Mean-field theory has been one of the main approaches traditionally used in the study of phase transitions of physical systems. It dates back to the early 20th century, when it was first applied by Pierre Weiss and others to the analysis of the phenomenon of ferromagnetism. (See, for example, the classical monograph by H. E. Stanley (1971) [264] for a historical account of these developments and an introduction to the field of phase transitions.)
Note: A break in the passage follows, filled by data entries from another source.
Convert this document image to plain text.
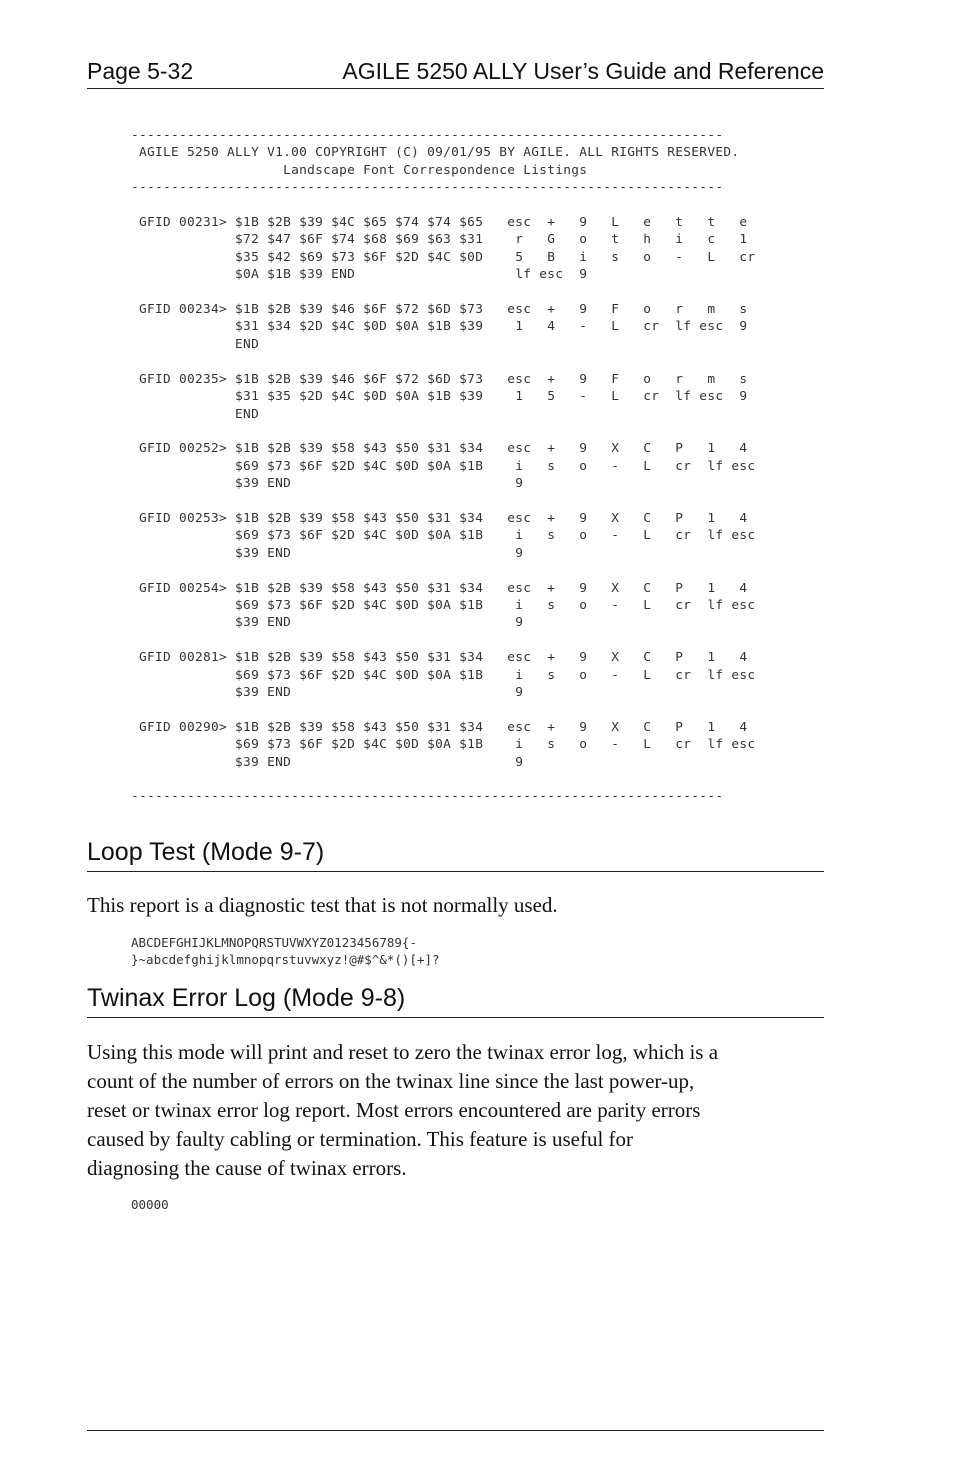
Page 5-32	AGILE 5250 ALLY User’s Guide and Reference
--------------------------------------------------------------------------
AGILE 5250 ALLY V1.00 COPYRIGHT (C) 09/01/95 BY AGILE. ALL RIGHTS RESERVED.
Landscape Font Correspondence Listings
--------------------------------------------------------------------------

GFID 00231> $1B $2B $39 $4C $65 $74 $74 $65   esc  +   9   L   e   t   t   e
$72 $47 $6F $74 $68 $69 $63 $31    r   G   o   t   h   i   c   1
$35 $42 $69 $73 $6F $2D $4C $0D    5   B   i   s   o   -   L   cr
$0A $1B $39 END                    lf esc  9

GFID 00234> $1B $2B $39 $46 $6F $72 $6D $73   esc  +   9   F   o   r   m   s
$31 $34 $2D $4C $0D $0A $1B $39    1   4   -   L   cr  lf esc  9
END

GFID 00235> $1B $2B $39 $46 $6F $72 $6D $73   esc  +   9   F   o   r   m   s
$31 $35 $2D $4C $0D $0A $1B $39    1   5   -   L   cr  lf esc  9
END

GFID 00252> $1B $2B $39 $58 $43 $50 $31 $34   esc  +   9   X   C   P   1   4
$69 $73 $6F $2D $4C $0D $0A $1B    i   s   o   -   L   cr  lf esc
$39 END                            9

GFID 00253> $1B $2B $39 $58 $43 $50 $31 $34   esc  +   9   X   C   P   1   4
$69 $73 $6F $2D $4C $0D $0A $1B    i   s   o   -   L   cr  lf esc
$39 END                            9

GFID 00254> $1B $2B $39 $58 $43 $50 $31 $34   esc  +   9   X   C   P   1   4
$69 $73 $6F $2D $4C $0D $0A $1B    i   s   o   -   L   cr  lf esc
$39 END                            9

GFID 00281> $1B $2B $39 $58 $43 $50 $31 $34   esc  +   9   X   C   P   1   4
$69 $73 $6F $2D $4C $0D $0A $1B    i   s   o   -   L   cr  lf esc
$39 END                            9

GFID 00290> $1B $2B $39 $58 $43 $50 $31 $34   esc  +   9   X   C   P   1   4
$69 $73 $6F $2D $4C $0D $0A $1B    i   s   o   -   L   cr  lf esc
$39 END                            9

--------------------------------------------------------------------------

Loop Test (Mode 9-7)

This report is a diagnostic test that is not normally used.

ABCDEFGHIJKLMNOPQRSTUVWXYZ0123456789{-
}~abcdefghijklmnopqrstuvwxyz!@#$^&*()[+]?
Twinax Error Log (Mode 9-8)

Using this mode will print and reset to zero the twinax error log, which is a
count of the number of errors on the twinax line since the last power-up,
reset or twinax error log report. Most errors encountered are parity errors
caused by faulty cabling or termination. This feature is useful for
diagnosing the cause of twinax errors.

00000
Mean-field theory is usually applied to the analysis of complex systems where the interaction among a large number of individual “particles” proceeds along many dimensions. Under these conditions, the intuitive idea underlying the approach can be simply explained as follows. If the nature of interaction is rich (i.e. highly dimensional), it should be possible to capture the overall behavior of the system through a stylized model of the situation in which the host of effects impinging on each individual entity is replaced by a suitable mean field. In such a mean-field approach, the average description of the system is tailored to a suitable aggregate (or average) of the large number of individual effects exerted by the population at large. The self-referential nature of the exercise is thus apparent: the average state of the system is both an explanatory variable and the variable itself to be explained. This suggests that, in many cases, mean field theory must seek a self-consistent solution. This is why it is also often labeled self-consistent field theory.

THE NEW FIELD OF COMPLEX NETWORKS

In the last decade, the study of complex networks has become a booming field of research with a marked interdisciplinary character. Many different phenomena in the physical, biological, and social worlds can be understood as network based. They build upon some complex (as well as evolving) pattern of bilateral connections among individual entities and the overall performance of the system is largely shaped by the intricate architecture of those connections.

A brief review of alternative domains of application should serve to illustrate the rich diversity of phenomena that are distinctly governed by complex networks. This is the task carried out in Subsection 1.1.1, where the primary aim is to illustrate such diversity with empirical illustrations gathered from a large number of different areas. Next, in Subsection 1.1.2 we elaborate on the idea that, given the nature of the endeavour, a genuinely interdisciplinary approach is well in order in the field of complex networks.

Realms of Application and Empirical Evidence

We may start, as the most tangible, with transportation networks. These include the connections through which modern economies channel the physical movement of all sorts of commodities and signals. Pertaining, for example, to the conveyance of signals, a paradigmatic instance is of course the internet network, the huge mesh of bilateral connections through which bit-codifying electronic impulses across computers are transferred all around the world.